Nach einem sehr guten Start ins Jahr geriet der Schweizer Aktienmarkt zuletzt ins Stocken. Seit Anfang Mai hüpft der Swiss Market Index (SMI) zwischen 8800 und 9200 Punkten auf und ab. Im folgenden Chart ist diese Seitwärtsbewegung rechts deutlich sichtbar.

Ein Deckel bei 9200 Punkten: der SMI in den letzten zwölf Monaten (Quelle: cash.ch)

Was steckt hinter dem Kursverlauf des SMI? Zuerst fällt die relativ schwache Performance der einflussreichsten Aktien auf: Nestlé, Novartis und Roche sind jüngst ebenfalls kaum vom Fleck gekommen und notieren kaum höher (Nestlé und Novartis) oder deutlich tiefer (Roche) als vor zwei Monaten. Diese drei Titel sind für rund 60 Prozent der SMI-Performance verantwortlich.

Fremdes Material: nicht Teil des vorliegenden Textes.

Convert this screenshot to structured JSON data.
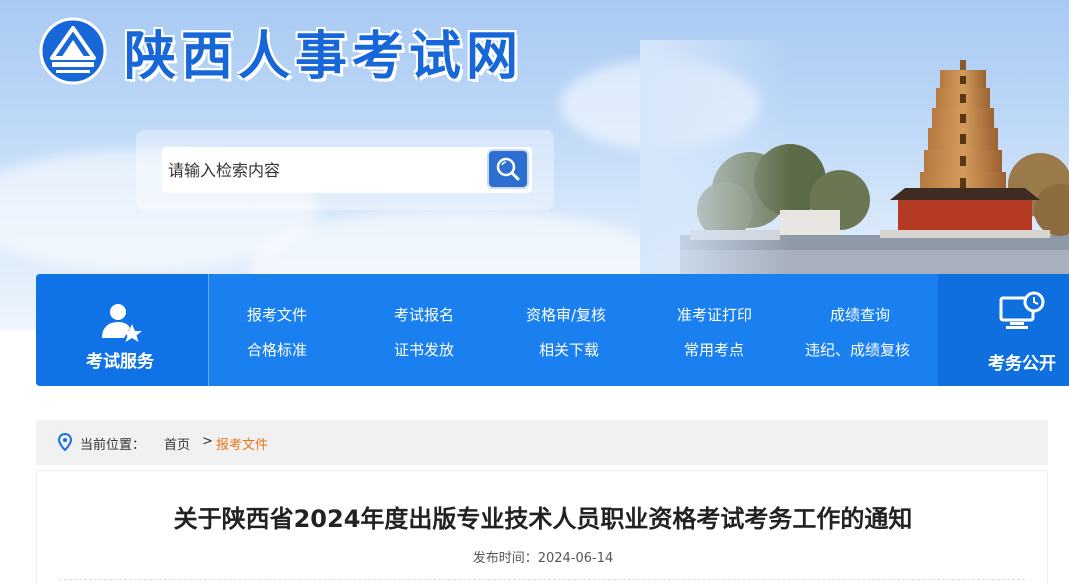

Bei Nestlé ist die Wirkung des Einstieg eines US-Hedgefonds bereits wieder verpufft. Nach der Ankündigung eines grossen Aktienrückkaufprogramms und einem neuen Allzeithoch scheinen viele Aktionäre Gewinne realisiert zu haben.

Gut möglich auch, dass bevorstehende Geschäftszahlen zum ersten Halbjahr da und dort für Zurückhaltung sorgen. Roche – und auch andere exportorientierte Schweizer Firmen, die nicht in Dollar rapportieren – wird den schwächeren Dollar zu spüren bekommen. Zum Euro hat der "Greenback" seit Jahresbeginn fast 9 Prozent verloren, zum Franken sind es immerhin 6 Prozent.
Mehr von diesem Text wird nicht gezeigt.